Treize ans d'attente entre
Suites impériales, qui n'était pas fameux, et ces Eclats pour retrouver Ellis le romancier après Ellis le podcasteur/chroniqueur/scénariste. le roman offre la promesse d'une autofiction revenant là où tout a commencé, cet été où Ellis a trouvé la vocation qui l'a poussé à écrire
Moins que zéro.
Pour Bret, qui traverse sa dernière année de lycée avec l'ennui propre aux gamins de la jeunesse dorée de Beverly Hills, la vie se résume à bronzer au bord de la piscine, explorer sa sexualité (c'est peut-être le premier de ses livres où Ellis aborde si frontalement son homosexualité), et attendre les cours en s'ennuyant. Cette torpeur est rompue par deux événements, apparemment sans lien : une série de crimes sanglants que l'on attribue à un tueur en série surnommé le Trawler et à l'arrivée de Robert Mallory élève inquiétant, séduisant et insaisissable, pour lequel Bret éprouve une immédiate fascination.
Sur ce postulat de départ, Ellis brode 600 interminables pages ponctuées de dialogues plats (on ne peut pas trop en demander à des lycées qui s'ennuient toute la journée), de situations étirées à l'extrême, de détails factuels ("je me suis branlé" "j'ai fait de l'exercice"). Il donne l'impression de vouloir restituer jusqu'à la névrose chaque moment passé, au point de perdre de vue la tension et la menace promise par la présence du Trawler et de Robert Mallory. le name-dropping musical prend des proportions absurdes et n'a pas la pertinence qu'il pouvait investir dans
American Psycho ou
Glamorama. le volet autofictionnel qui dans
Lunar Park était d'une ampleur patiemment ciselée, est ici famélique, et noyé ; le récit abuse des redites, délayages, au point d'endormir le lecteur qui ne se réveille que pour les rares scènes de sexe ou de violence.

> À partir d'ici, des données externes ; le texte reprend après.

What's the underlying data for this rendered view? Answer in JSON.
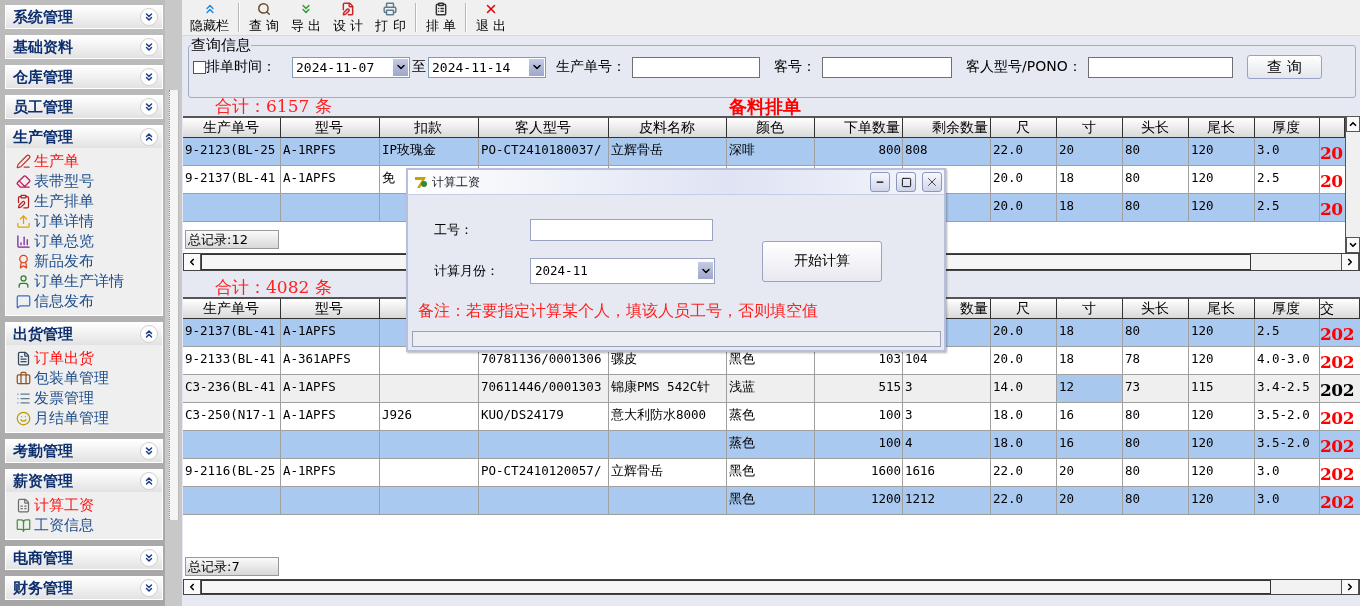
{
  "sidebar": {
    "groups": [
      {
        "title": "系统管理",
        "expanded": false
      },
      {
        "title": "基础资料",
        "expanded": false
      },
      {
        "title": "仓库管理",
        "expanded": false
      },
      {
        "title": "员工管理",
        "expanded": false
      },
      {
        "title": "生产管理",
        "expanded": true,
        "items": [
          {
            "label": "生产单",
            "selected": true
          },
          {
            "label": "表带型号",
            "selected": false
          },
          {
            "label": "生产排单",
            "selected": false
          },
          {
            "label": "订单详情",
            "selected": false
          },
          {
            "label": "订单总览",
            "selected": false
          },
          {
            "label": "新品发布",
            "selected": false
          },
          {
            "label": "订单生产详情",
            "selected": false
          },
          {
            "label": "信息发布",
            "selected": false
          }
        ]
      },
      {
        "title": "出货管理",
        "expanded": true,
        "items": [
          {
            "label": "订单出货",
            "selected": true
          },
          {
            "label": "包装单管理",
            "selected": false
          },
          {
            "label": "发票管理",
            "selected": false
          },
          {
            "label": "月结单管理",
            "selected": false
          }
        ]
      },
      {
        "title": "考勤管理",
        "expanded": false
      },
      {
        "title": "薪资管理",
        "expanded": true,
        "items": [
          {
            "label": "计算工资",
            "selected": true
          },
          {
            "label": "工资信息",
            "selected": false
          }
        ]
      },
      {
        "title": "电商管理",
        "expanded": false
      },
      {
        "title": "财务管理",
        "expanded": false
      }
    ]
  },
  "toolbar": {
    "buttons": [
      {
        "label": "隐藏栏",
        "separator_after": true
      },
      {
        "label": "查 询",
        "separator_after": false
      },
      {
        "label": "导 出",
        "separator_after": false
      },
      {
        "label": "设 计",
        "separator_after": false
      },
      {
        "label": "打 印",
        "separator_after": true
      },
      {
        "label": "排 单",
        "separator_after": true
      },
      {
        "label": "退 出",
        "separator_after": false
      }
    ]
  },
  "query": {
    "title": "查询信息",
    "schedule_time": {
      "label": "排单时间：",
      "checked": false
    },
    "date_from": "2024-11-07",
    "to_label": "至",
    "date_to": "2024-11-14",
    "fields": [
      {
        "label": "生产单号："
      },
      {
        "label": "客号："
      },
      {
        "label": "客人型号/PONO："
      }
    ],
    "search_button": "查 询"
  },
  "schedule": {
    "total": "合计：6157 条",
    "title": "备料排单",
    "columns": [
      "生产单号",
      "型号",
      "扣款",
      "客人型号",
      "皮料名称",
      "颜色",
      "下单数量",
      "剩余数量",
      "尺",
      "寸",
      "头长",
      "尾长",
      "厚度"
    ],
    "rows": [
      {
        "selected": true,
        "current": false,
        "cells": [
          "9-2123(BL-25",
          "A-1RPFS",
          "IP玫瑰金",
          "PO-CT2410180037/",
          "立辉骨岳",
          "深啡",
          "800",
          "808",
          "22.0",
          "20",
          "80",
          "120",
          "3.0"
        ],
        "date": {
          "text": "20",
          "color": "#ff0000"
        }
      },
      {
        "selected": false,
        "current": false,
        "cells": [
          "9-2137(BL-41",
          "A-1APFS",
          "免",
          null,
          null,
          null,
          null,
          null,
          "20.0",
          "18",
          "80",
          "120",
          "2.5"
        ],
        "date": {
          "text": "20",
          "color": "#ff0000"
        }
      },
      {
        "selected": true,
        "current": false,
        "cells": [
          null,
          null,
          null,
          null,
          null,
          null,
          null,
          null,
          "20.0",
          "18",
          "80",
          "120",
          "2.5"
        ],
        "date": {
          "text": "20",
          "color": "#ff0000"
        }
      }
    ],
    "record_count": "总记录:12"
  },
  "details": {
    "total": "合计：4082 条",
    "columns": [
      "生产单号",
      "型号",
      null,
      null,
      null,
      null,
      null,
      "数量",
      "尺",
      "寸",
      "头长",
      "尾长",
      "厚度"
    ],
    "date_column": "交",
    "rows": [
      {
        "selected": true,
        "current": false,
        "cells": [
          "9-2137(BL-41",
          "A-1APFS",
          null,
          null,
          null,
          null,
          null,
          null,
          "20.0",
          "18",
          "80",
          "120",
          "2.5"
        ],
        "date": {
          "text": "202",
          "color": "#ff0000"
        }
      },
      {
        "selected": false,
        "current": false,
        "cells": [
          "9-2133(BL-41",
          "A-361APFS",
          null,
          "70781136/0001306",
          "骡皮",
          "黑色",
          "103",
          "104",
          "20.0",
          "18",
          "78",
          "120",
          "4.0-3.0"
        ],
        "date": {
          "text": "202",
          "color": "#ff0000"
        }
      },
      {
        "selected": false,
        "current": true,
        "cells": [
          "C3-236(BL-41",
          "A-1APFS",
          null,
          "70611446/0001303",
          "锦康PMS 542C针",
          "浅蓝",
          "515",
          "3",
          "14.0",
          {
            "text": "12",
            "focused": true
          },
          "73",
          "115",
          "3.4-2.5"
        ],
        "date": {
          "text": "202",
          "color": "#000000"
        }
      },
      {
        "selected": false,
        "current": false,
        "cells": [
          "C3-250(N17-1",
          "A-1APFS",
          "J926",
          "KUO/DS24179",
          "意大利防水8000",
          "蒸色",
          "100",
          "3",
          "18.0",
          "16",
          "80",
          "120",
          "3.5-2.0"
        ],
        "date": {
          "text": "202",
          "color": "#ff0000"
        }
      },
      {
        "selected": true,
        "current": false,
        "cells": [
          null,
          null,
          null,
          null,
          null,
          "蒸色",
          "100",
          "4",
          "18.0",
          "16",
          "80",
          "120",
          "3.5-2.0"
        ],
        "date": {
          "text": "202",
          "color": "#ff0000"
        }
      },
      {
        "selected": false,
        "current": false,
        "cells": [
          "9-2116(BL-25",
          "A-1RPFS",
          null,
          "PO-CT2410120057/",
          "立辉骨岳",
          "黑色",
          "1600",
          "1616",
          "22.0",
          "20",
          "80",
          "120",
          "3.0"
        ],
        "date": {
          "text": "202",
          "color": "#ff0000"
        }
      },
      {
        "selected": true,
        "current": false,
        "cells": [
          null,
          null,
          null,
          null,
          null,
          "黑色",
          "1200",
          "1212",
          "22.0",
          "20",
          "80",
          "120",
          "3.0"
        ],
        "date": {
          "text": "202",
          "color": "#ff0000"
        }
      }
    ],
    "record_count": "总记录:7"
  },
  "dialog": {
    "title": "计算工资",
    "employee_label": "工号：",
    "month_label": "计算月份：",
    "month": "2024-11",
    "start_button": "开始计算",
    "note": "备注：若要指定计算某个人，填该人员工号，否则填空值"
  }
}
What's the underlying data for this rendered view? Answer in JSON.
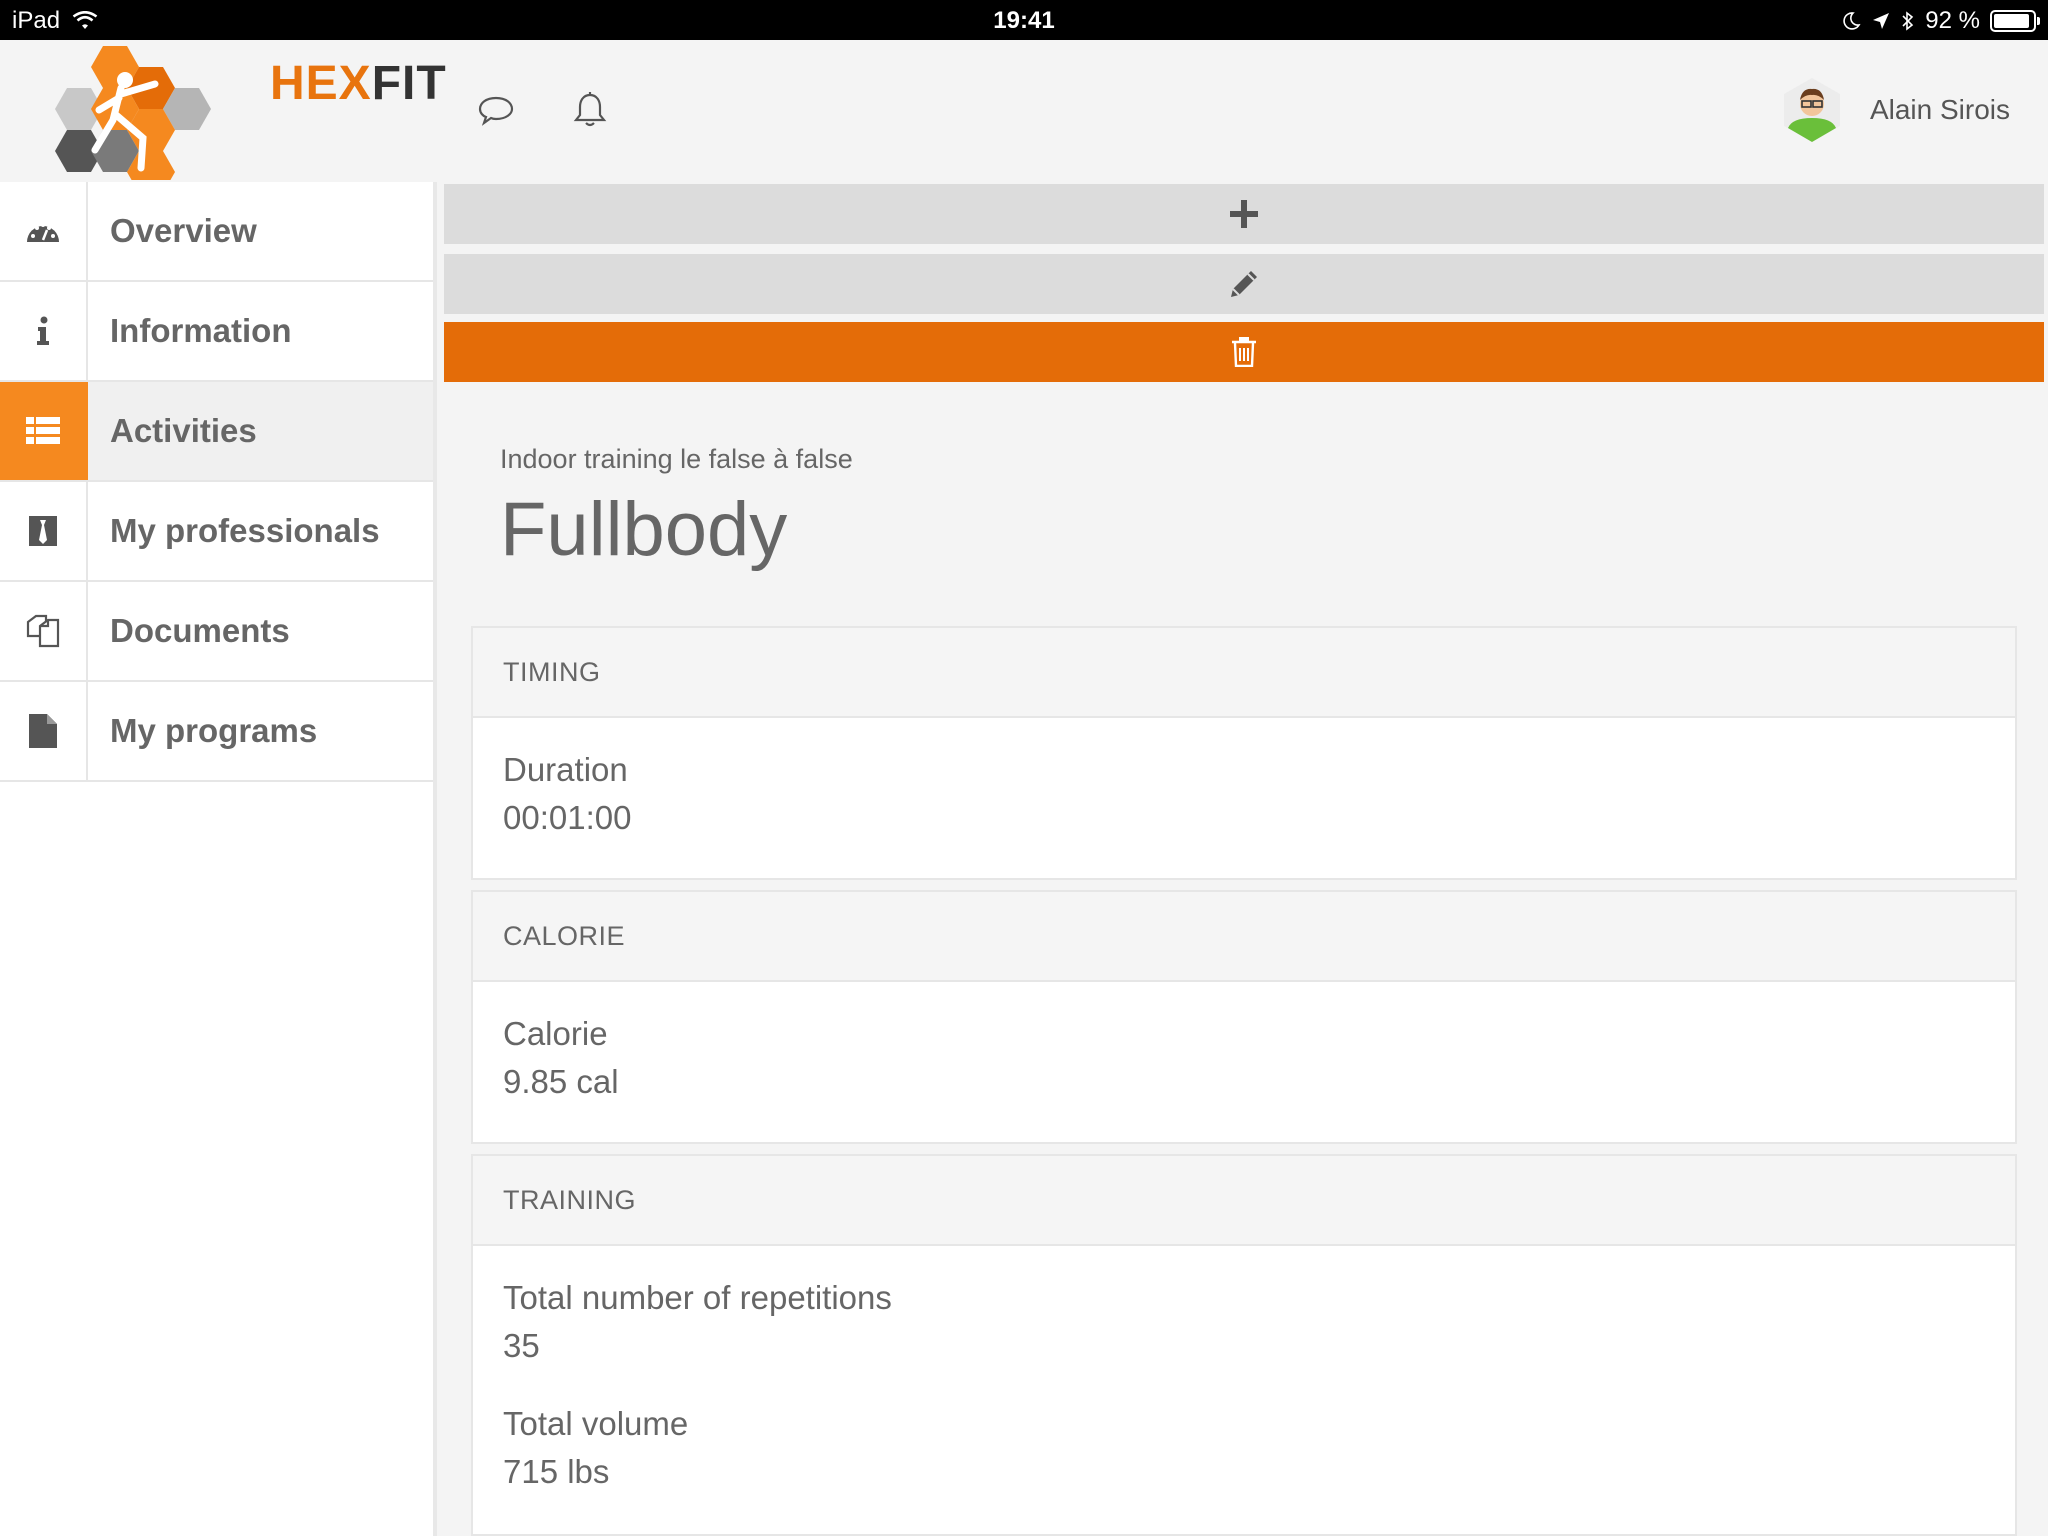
{
  "status_bar": {
    "device": "iPad",
    "time": "19:41",
    "battery": "92 %",
    "battery_level": 0.92
  },
  "header": {
    "logo_hex": "HEX",
    "logo_fit": "FIT",
    "icons": [
      "chat-icon",
      "bell-icon"
    ],
    "user_name": "Alain Sirois"
  },
  "sidebar": {
    "items": [
      {
        "label": "Overview",
        "icon": "dashboard-icon"
      },
      {
        "label": "Information",
        "icon": "info-icon"
      },
      {
        "label": "Activities",
        "icon": "list-icon",
        "active": true
      },
      {
        "label": "My professionals",
        "icon": "tie-icon"
      },
      {
        "label": "Documents",
        "icon": "documents-icon"
      },
      {
        "label": "My programs",
        "icon": "file-icon"
      }
    ]
  },
  "actions": {
    "add": "plus-icon",
    "edit": "pencil-icon",
    "delete": "trash-icon"
  },
  "activity": {
    "subtitle": "Indoor training le false à false",
    "title": "Fullbody"
  },
  "sections": [
    {
      "heading": "TIMING",
      "fields": [
        {
          "label": "Duration",
          "value": "00:01:00"
        }
      ]
    },
    {
      "heading": "CALORIE",
      "fields": [
        {
          "label": "Calorie",
          "value": "9.85 cal"
        }
      ]
    },
    {
      "heading": "TRAINING",
      "fields": [
        {
          "label": "Total number of repetitions",
          "value": "35"
        },
        {
          "label": "Total volume",
          "value": "715 lbs"
        }
      ]
    }
  ],
  "colors": {
    "accent": "#f5891f",
    "delete": "#e46c08",
    "action_gray": "#dcdcdc"
  }
}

Il est toujours triste de voir un auteur dont les textes ont surpris, choqué, passionné s'enliser dans le ressassement et la médiocrité, assez célèbre pour être sûr de toucher son chèque et compter sur sa base de lecteurs. Ces Eclats, dernier baroud d'honneur pour tenter de revenir au roman après un détour par un recueil de chroniques est au-delà de la déception : c'est une fin de non-recevoir. Ellis a beaucoup insisté en interview sur le fait qu'il voulait retrouver à travers l'écriture de ce texte celui qu'il était à 17 ans, l'énergie qui était alors la sienne, les hormones à bloc et les derniers moments d'insouciance partis en fumée avec l'arrivée des "terribles événements". Mais on voit tellement l'homme de 60 ans désabusé derrière ce texte fatigué que la promesse ne peut être tenue.
On ne félicitera pas non plus Robert Laffont qui continue à engager
Pierre Guglielmina qui ruine le texte en essayant de faire du mot à mot d'expressions américaines (
White était par moments illisible en version française). Il est à noter qu'
American Psycho est le seul romans traduit en français par
Alain Defossé, qui a su épouser adapter le texte avec plus de bonheur.